Un ultimo desiderio
di Claudio Giubrone
L'"Ave Maria" di Shubert risuonava triste e malinconica all'interno della chiesa, quando prese coscienza di trovarsi lì. Davanti a lui c'erano molte persone piangenti che seguivano il sermone del prete. Erano tutti vestiti di nero. Tutti piangevano e si sostenevano l'uno con l'altro in preda al dolore comune. In prima fila, un uomo e una donna sembravano soffrire più di tutti. I singhiozzi di lei, così stanca di piangere, ma ancora piena di disperazione, erano come lame infuocate che lo trafiggevano. Anche se cercava di distogliere lo sguardo, le urla, i pianti, le lacrime e il dolore lo ghermivano in una morsa che non lasciava scampo. Toccandosi una guancia sentì il freddo tocco di una lacrima. Poi, la vide. Posta sopra una bara, c'era la sua foto. Ricordò dell'incidente stradale in cui aveva perso la vita; il desiderio di vedere per l'ultima volta i suoi, di vivere solo un altro po'. Alla prima lacrima ne seguì un'altra; poi un'altra ancora, finché il viso non venne solcato da due fiumi salati in piena. Il tempo sembrava non passare mai, come cristallizzato eternamente in quell'attimo, che pareva racchiudere il dolore del mondo intero.
"Questo è il mio funerale!" urlò nella sua testa, rompendo il rumoroso silenzio del dolore.
Si sedette sul freddo pavimento della chiesa, divenuta, in quel giorno di lutto, sepolcro di morte e monumento del dolore e della sofferenza. Il dolore, traboccante dai suoi occhi, non finiva mai; continuava a riempirlo, come se volesse saziarlo per l'eternità.
Intorpidito da esso, rimase immobile, da solo, senza fare null'altro che soffrire.
Non riusciva a farsi avanti e dire: "Mamma! Papà!... Sono io. Sono vostro figlio! Sono vivo!"
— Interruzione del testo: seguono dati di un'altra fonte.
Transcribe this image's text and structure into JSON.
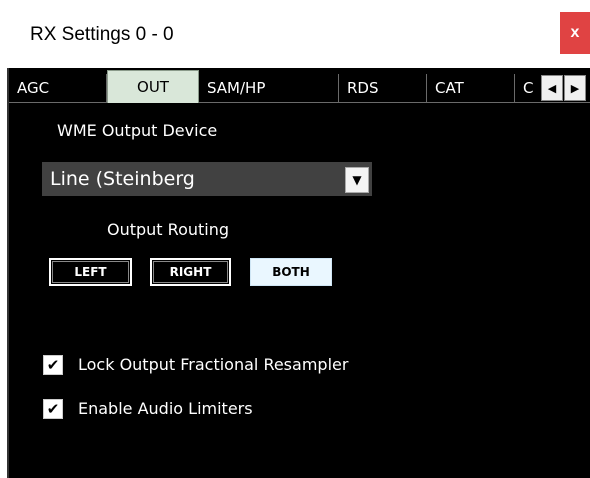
{
  "window": {
    "title": "RX Settings 0 - 0",
    "close_label": "x"
  },
  "tabs": [
    {
      "label": "AGC",
      "active": false
    },
    {
      "label": "OUT",
      "active": true
    },
    {
      "label": "SAM/HP",
      "active": false
    },
    {
      "label": "RDS",
      "active": false
    },
    {
      "label": "CAT",
      "active": false
    },
    {
      "label": "C",
      "active": false
    }
  ],
  "tab_scroll": {
    "left_glyph": "◀",
    "right_glyph": "▶"
  },
  "output_device": {
    "label": "WME Output Device",
    "selected": "Line (Steinberg",
    "arrow_glyph": "▼"
  },
  "routing": {
    "label": "Output Routing",
    "buttons": [
      {
        "label": "LEFT",
        "active": false
      },
      {
        "label": "RIGHT",
        "active": false
      },
      {
        "label": "BOTH",
        "active": true
      }
    ]
  },
  "options": [
    {
      "label": "Lock Output Fractional Resampler",
      "checked": true
    },
    {
      "label": "Enable Audio Limiters",
      "checked": true
    }
  ],
  "check_glyph": "✔"
}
No! Non riusciva a far altro che restare seduto e piangere. Rimase lì, immobile per chissà quanto tempo. Senza che se ne accorgesse, le persone iniziarono ad uscire dalla chiesa. Nessuno si accorse della sua presenza. Anche se era il loro caro, nessuno lo considerò. Anche i suoi, sorretti dal alcuni, gli passarono accanto senza degnarlo di uno sguardo. Protese la mano verso di loro, cercando di parlare, ma il braccio si bloccò a metà e dalla bocca non uscì altro che un verso rauco.
Era inchiodato a terra! Anche se tutti se ne erano andati e la chiesa era stata chiusa, non riuscì ad alzarsi e andarsene. Del resto, dove sarebbe potuto andare? Per la sua famiglia non esisteva. Era un fantasma! Che vita doveva mai avere un fantasma? Se anche fosse riuscito a farsi vedere, cosa avrebbe detto? Cosa avrebbe fatto in seguito? Allora, urlò! Urlò al cielo. Urlò a Dio. Urlò a chiunque potesse aiutarlo, ma non lo faceva… Aveva desiderato di vedere i suoi genitori un'altra volta, ma quel desiderio esaudito fu una pena più grande della morte.
I suoi lamenti di disperazione inondarono la chiesa, facendone vibrare le vetrate, per tutta la notte.
Infine, all'alba se ne andò, lasciando che parte del suo dolore impregnasse quelle fredde mura; lasciando la sua famiglia e la sua vita.